I am not satisfied upon a balance of probabilities that surgery up to 12 hours after a patient went into CESR would provide a measurable improvement. Certainly various papers do suggest that some patients do have some improvement with earlier surgery. However, at most, in the context of this case, earlier post CESR surgery gave Mr Oakes a chance of some improvement. As the case of Tahir v Haringey Health Authority lays down, that is not enough. I can not find on a balance of probabilities that an earlier operation after CESR set in would probably have resulted in a discernible, significant or relevant improvement.
Injuries and Medical Consequences
The experts are agreed, and I find, that, if surgery had been carried out whilst CESI was present, a full recovery would have taken place with regard to bladder and bowel function, mobility and gait and neuropathic pain with the exception that there would still have been chronic back pain. The sexual function would probably not have been recovered at least to a normal state but it would have probably have been better than it became.
Thus, the injuries and conditions, which Mr Oakes has suffered or been left with as the result of the breaches of duty which I have found, are those which would have been avoided if he had been operated upon whilst still in the CESI state:
the need to self catheterise to empty the bladder;
the lack of spontaneous bowel activity with the need manually to evacuate the bowel;
flat footed awkward gait;
pain in his feet;
weakness of plantar flexion of the feet and of knee flexors and hip extensors;
loss of all meaningful sensation in the sexual function.
In addition, he suffered pain and discomfort for the period from when he should first have been operated upon and when he was operated upon.

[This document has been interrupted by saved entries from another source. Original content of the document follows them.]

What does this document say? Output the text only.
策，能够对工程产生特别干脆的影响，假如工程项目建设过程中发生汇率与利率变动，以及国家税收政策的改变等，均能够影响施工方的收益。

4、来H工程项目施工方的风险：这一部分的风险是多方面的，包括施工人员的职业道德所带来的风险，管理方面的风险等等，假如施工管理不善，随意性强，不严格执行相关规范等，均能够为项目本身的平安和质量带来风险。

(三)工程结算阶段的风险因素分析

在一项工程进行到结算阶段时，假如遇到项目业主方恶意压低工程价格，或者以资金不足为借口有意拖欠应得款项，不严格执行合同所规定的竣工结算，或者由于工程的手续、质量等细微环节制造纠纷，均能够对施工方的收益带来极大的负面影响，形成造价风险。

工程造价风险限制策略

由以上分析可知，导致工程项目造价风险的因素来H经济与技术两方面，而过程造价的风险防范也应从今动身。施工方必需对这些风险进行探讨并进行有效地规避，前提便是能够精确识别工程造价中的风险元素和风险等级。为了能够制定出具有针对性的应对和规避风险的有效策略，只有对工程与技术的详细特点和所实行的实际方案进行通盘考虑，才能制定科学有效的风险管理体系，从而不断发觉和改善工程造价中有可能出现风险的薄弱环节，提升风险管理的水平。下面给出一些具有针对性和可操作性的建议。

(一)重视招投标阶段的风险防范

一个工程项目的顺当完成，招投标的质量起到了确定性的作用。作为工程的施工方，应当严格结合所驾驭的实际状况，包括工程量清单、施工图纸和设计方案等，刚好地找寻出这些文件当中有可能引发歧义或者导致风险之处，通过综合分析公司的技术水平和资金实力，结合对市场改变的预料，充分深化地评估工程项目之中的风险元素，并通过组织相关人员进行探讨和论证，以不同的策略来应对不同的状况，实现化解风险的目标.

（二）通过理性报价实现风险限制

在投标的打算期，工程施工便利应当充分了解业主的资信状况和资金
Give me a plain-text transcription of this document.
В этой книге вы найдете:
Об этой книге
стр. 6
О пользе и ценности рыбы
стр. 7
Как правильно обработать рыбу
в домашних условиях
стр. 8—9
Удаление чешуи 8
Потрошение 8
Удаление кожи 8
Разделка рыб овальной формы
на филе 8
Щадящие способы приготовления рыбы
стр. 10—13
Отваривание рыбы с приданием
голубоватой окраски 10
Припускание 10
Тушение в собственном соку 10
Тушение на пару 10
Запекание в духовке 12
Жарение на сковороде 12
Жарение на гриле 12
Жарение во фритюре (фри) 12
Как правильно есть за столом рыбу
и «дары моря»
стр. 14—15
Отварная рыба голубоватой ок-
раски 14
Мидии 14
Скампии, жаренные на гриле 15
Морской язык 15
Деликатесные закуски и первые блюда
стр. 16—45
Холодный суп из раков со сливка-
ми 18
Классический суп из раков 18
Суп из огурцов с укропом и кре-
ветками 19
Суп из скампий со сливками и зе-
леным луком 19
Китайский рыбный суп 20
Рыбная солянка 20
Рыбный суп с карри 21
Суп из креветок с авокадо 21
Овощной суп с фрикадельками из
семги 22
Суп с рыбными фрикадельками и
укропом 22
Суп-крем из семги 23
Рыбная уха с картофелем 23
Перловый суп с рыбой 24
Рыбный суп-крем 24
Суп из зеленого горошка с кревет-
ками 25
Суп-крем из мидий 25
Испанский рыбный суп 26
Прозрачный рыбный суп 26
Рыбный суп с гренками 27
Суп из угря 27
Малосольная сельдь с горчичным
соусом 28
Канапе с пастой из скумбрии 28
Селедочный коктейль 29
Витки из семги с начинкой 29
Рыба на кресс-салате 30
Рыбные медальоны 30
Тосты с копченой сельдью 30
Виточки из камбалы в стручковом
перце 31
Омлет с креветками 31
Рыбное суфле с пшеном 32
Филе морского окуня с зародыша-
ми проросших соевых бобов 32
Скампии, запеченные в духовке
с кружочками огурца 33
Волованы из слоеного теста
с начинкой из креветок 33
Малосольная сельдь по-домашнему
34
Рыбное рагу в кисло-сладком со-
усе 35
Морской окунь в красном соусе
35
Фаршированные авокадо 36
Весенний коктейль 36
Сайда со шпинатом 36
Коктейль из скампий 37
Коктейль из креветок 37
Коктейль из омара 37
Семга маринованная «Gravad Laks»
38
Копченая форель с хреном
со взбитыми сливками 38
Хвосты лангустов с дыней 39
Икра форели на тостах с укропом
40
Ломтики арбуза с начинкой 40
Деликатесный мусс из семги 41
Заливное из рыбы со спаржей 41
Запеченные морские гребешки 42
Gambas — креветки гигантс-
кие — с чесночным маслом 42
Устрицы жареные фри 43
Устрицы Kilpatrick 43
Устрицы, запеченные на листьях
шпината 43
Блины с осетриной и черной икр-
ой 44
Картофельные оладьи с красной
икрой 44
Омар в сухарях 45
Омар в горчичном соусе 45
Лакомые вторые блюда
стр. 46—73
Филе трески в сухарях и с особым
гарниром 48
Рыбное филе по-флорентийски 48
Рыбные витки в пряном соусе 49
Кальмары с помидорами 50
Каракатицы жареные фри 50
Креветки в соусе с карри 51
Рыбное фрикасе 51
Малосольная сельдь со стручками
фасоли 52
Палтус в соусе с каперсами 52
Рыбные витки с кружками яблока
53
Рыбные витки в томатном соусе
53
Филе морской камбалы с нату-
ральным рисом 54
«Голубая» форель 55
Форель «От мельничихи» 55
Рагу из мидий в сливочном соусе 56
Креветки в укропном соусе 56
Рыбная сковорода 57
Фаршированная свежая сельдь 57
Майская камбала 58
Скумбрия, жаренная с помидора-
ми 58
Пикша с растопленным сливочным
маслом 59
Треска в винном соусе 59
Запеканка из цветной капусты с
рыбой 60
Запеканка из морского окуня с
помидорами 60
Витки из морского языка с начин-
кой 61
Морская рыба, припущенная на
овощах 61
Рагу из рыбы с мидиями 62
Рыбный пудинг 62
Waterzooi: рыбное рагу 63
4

Although Counsel have urged me to address the injuries and medical consequences in as much detail as possible, I was not assisted much by the oral or written openings or closings. Mr Morley and Mr Lemberger do not opine in their reports to any significant extent as to what the consequences of operating before CESI were or would have been. The Joint Statements do assist to some extent but they address the matters in generalities which, whilst helpful, do not condescend to much detail. Mr Sett does address the causation in more detail and where I have gone further than the Joint Statements I have accepted Mr Sett’s observations as probably correct, unchallenged as they were. I have done the best that I can upon the available information.
So far as sexual function is concerned, my findings reflects the fact that the experts agreed at Answer 9(iv) of the “Defendants’ Agenda” part of the Joint Statement that, amongst others, the sexual function would be “fully recovered”. They agreed, perhaps confusingly in Paragraph 8 (iv) of the “Claimant’s Agenda” that sexual function would be “unlikely to return to normal”. There was some acceptance by Mr Sett that, as the relevant nerves for the sexual function are sensitive and once affected by pressure, there is much more potential for those nerves to remain affected; he said in evidence that, if the operation had been done at 2 to 3 p.m. on the afternoon of 16 July 2001 or by inference later, sexual function would not return. I infer however that it would have been, not insignificantly, better if the operation had taken place before then, as would apply in the case of the doctors’ causation scenarios, albeit not in the case of the 2nd Call-Cut crew. I am not unfortunately in a position to say at this stage precisely what extent of sexual function would have been saved or preserved if the operation had been carried out in the morning of the 16 July 2001. That will have to be addressed at a later stage.
Conclusion
I conclude and find that Drs Neininger and Brown and GMAS are liable in negligence to Mr Oakes with the result that he was prevented from having earlier surgery whilst still at the stage of CESI. Consequently, he was denied the substantial recovery which would have followed such earlier surgery as described above.